Reputation:
I am trying to do a generalized least squares fit to find the best fitting line through some (x,y
) data points. I was able to do this via scipy, but I am having trouble applying weights. I would like to get the weights from the residuals of the original fit and attempt a refitting via least squares using the weights. The weights should be the inverse of the residuals, but since -1 < residuals < 1
and this is just an example, I'm okay with using the residuals as the weights.
The (x,y
) data points are calculated elsewhere, and the goal is to find an alpha (1/slope) and intercept for the best fitting line y = x/alpha + intercept
.
My code is as follows:
import numpy as np
from scipy.optimize import least_squares
ydata = [9.7372923, 10.0587245, 10.3838510, 10.6931371, 10.9616260, 11.1833220, 11.3806770, 11.5248917, 11.7353000]
xdata = np.array([j+5 for j in range(len(ydata))])
def get_weights(resid):
"""
This function calculates the weights per (x,y) by using the inverse of the squared residuals divided by the total sum of the inverse of the squared residuals.

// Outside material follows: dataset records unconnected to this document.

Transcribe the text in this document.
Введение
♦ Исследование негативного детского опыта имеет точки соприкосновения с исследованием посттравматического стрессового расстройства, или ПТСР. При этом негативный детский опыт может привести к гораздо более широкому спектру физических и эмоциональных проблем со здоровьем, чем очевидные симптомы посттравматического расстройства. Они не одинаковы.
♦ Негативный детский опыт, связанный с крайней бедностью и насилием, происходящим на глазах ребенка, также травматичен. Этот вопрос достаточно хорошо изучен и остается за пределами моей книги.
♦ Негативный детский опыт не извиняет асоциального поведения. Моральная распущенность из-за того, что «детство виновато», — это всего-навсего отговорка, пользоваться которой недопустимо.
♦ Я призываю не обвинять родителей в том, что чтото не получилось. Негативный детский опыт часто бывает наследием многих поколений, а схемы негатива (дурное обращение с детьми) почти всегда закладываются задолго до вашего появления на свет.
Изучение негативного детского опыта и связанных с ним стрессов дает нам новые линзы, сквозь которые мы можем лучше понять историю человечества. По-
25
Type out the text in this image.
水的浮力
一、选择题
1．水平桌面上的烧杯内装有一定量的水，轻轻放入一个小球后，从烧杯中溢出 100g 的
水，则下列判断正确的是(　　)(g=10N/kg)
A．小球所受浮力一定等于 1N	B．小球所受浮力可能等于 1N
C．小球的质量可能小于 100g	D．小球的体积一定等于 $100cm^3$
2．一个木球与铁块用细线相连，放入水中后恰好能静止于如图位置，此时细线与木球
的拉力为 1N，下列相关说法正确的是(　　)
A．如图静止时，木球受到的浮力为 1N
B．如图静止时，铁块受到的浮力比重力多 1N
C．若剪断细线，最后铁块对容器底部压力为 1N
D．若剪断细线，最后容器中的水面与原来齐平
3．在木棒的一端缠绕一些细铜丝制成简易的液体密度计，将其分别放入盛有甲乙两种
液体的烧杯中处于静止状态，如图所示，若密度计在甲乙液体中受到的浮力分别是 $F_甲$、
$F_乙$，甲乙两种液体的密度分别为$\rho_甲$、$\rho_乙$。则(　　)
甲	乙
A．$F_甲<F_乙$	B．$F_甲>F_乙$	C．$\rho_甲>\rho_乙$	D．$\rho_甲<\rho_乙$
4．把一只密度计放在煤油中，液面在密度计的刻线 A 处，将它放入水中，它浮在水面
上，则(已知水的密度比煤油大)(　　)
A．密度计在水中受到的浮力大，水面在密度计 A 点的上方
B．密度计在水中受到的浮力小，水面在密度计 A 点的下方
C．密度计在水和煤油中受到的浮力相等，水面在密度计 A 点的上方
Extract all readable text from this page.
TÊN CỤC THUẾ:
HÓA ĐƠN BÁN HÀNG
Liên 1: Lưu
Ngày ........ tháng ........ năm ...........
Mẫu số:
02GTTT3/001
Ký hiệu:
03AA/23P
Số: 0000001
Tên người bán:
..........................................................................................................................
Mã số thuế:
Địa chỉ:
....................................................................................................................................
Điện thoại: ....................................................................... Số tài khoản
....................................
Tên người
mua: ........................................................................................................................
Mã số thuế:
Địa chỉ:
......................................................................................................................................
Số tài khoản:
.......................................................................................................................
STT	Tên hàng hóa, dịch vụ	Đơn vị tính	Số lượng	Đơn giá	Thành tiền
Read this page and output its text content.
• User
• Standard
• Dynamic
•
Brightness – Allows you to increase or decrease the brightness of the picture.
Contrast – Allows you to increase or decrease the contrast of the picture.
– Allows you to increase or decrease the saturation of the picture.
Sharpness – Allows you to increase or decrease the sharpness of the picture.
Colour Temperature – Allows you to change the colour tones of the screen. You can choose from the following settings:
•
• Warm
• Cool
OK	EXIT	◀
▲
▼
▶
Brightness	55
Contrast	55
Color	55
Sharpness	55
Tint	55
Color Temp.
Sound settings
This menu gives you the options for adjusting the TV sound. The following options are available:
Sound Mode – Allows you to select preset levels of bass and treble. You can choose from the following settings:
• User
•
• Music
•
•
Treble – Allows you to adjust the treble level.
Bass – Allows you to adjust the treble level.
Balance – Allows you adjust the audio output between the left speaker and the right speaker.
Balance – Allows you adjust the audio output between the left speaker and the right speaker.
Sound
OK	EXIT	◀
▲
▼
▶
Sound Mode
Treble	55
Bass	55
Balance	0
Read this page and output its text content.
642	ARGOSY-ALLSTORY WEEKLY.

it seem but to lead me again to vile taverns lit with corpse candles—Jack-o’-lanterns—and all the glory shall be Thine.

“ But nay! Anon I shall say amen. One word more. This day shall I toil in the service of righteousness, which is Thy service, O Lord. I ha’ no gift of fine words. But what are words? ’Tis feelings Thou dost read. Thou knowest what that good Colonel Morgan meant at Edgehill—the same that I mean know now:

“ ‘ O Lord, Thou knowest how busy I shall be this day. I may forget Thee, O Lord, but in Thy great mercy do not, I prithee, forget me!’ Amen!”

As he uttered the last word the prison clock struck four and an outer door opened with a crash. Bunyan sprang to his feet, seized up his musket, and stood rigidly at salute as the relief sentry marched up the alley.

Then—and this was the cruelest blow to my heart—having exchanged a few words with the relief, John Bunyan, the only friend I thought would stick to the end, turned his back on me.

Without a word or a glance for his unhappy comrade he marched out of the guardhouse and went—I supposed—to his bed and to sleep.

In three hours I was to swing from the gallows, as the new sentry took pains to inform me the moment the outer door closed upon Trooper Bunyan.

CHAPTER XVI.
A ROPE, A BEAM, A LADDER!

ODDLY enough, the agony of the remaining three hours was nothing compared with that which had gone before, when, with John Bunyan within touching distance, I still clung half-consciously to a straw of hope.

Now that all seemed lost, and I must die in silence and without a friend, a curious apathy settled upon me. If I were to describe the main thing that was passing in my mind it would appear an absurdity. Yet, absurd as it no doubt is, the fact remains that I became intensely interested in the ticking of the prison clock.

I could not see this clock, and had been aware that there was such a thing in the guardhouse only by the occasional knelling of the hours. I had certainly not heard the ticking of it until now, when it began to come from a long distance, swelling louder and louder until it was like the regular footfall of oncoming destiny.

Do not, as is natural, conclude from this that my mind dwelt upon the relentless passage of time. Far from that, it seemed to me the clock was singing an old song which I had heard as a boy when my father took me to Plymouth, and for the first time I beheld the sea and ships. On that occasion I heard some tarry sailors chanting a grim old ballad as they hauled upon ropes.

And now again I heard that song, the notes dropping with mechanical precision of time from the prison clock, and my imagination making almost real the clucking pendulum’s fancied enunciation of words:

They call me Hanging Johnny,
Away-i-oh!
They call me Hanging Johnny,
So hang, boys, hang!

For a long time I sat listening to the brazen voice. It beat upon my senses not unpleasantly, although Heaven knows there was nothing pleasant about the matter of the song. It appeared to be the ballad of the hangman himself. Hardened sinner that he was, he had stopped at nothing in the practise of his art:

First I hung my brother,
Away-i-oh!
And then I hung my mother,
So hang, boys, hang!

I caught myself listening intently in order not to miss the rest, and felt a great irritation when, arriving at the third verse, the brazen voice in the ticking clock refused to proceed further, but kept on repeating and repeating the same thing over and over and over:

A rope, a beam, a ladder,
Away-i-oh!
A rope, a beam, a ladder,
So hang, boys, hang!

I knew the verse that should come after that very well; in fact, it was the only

This might be incorrect but should work for the sake of example.
"""
total = sum([abs(resid[i]) for i in range(len(resid))])
fract = np.array([resid[i]/total for i in range(len(resid))])
return fract
def get_least_squares_fit(xs, ys):
"""
This function finds alpha (1/slope) and the y-intercept in the equation
of a line y = x / alpha + intercept = mx + b
"""
## SPECIFY INITIAL GUESS OF OPTIMIZED PARAMETERS
params_guess = [1/3, 9] ## ps = [alpha, intercept]
## DEFINE FITTING FUNCTIONS
fit_func = lambda ps,x : x/ps[0] + ps[1]
err_func = lambda ps,x,y : fit_func(ps,x) - y
## GET OPTIMIZED PARAMETERS, RESIDUALS & WEIGHTS
res = least_squares(err_func, params_guess, args=(xs, ys))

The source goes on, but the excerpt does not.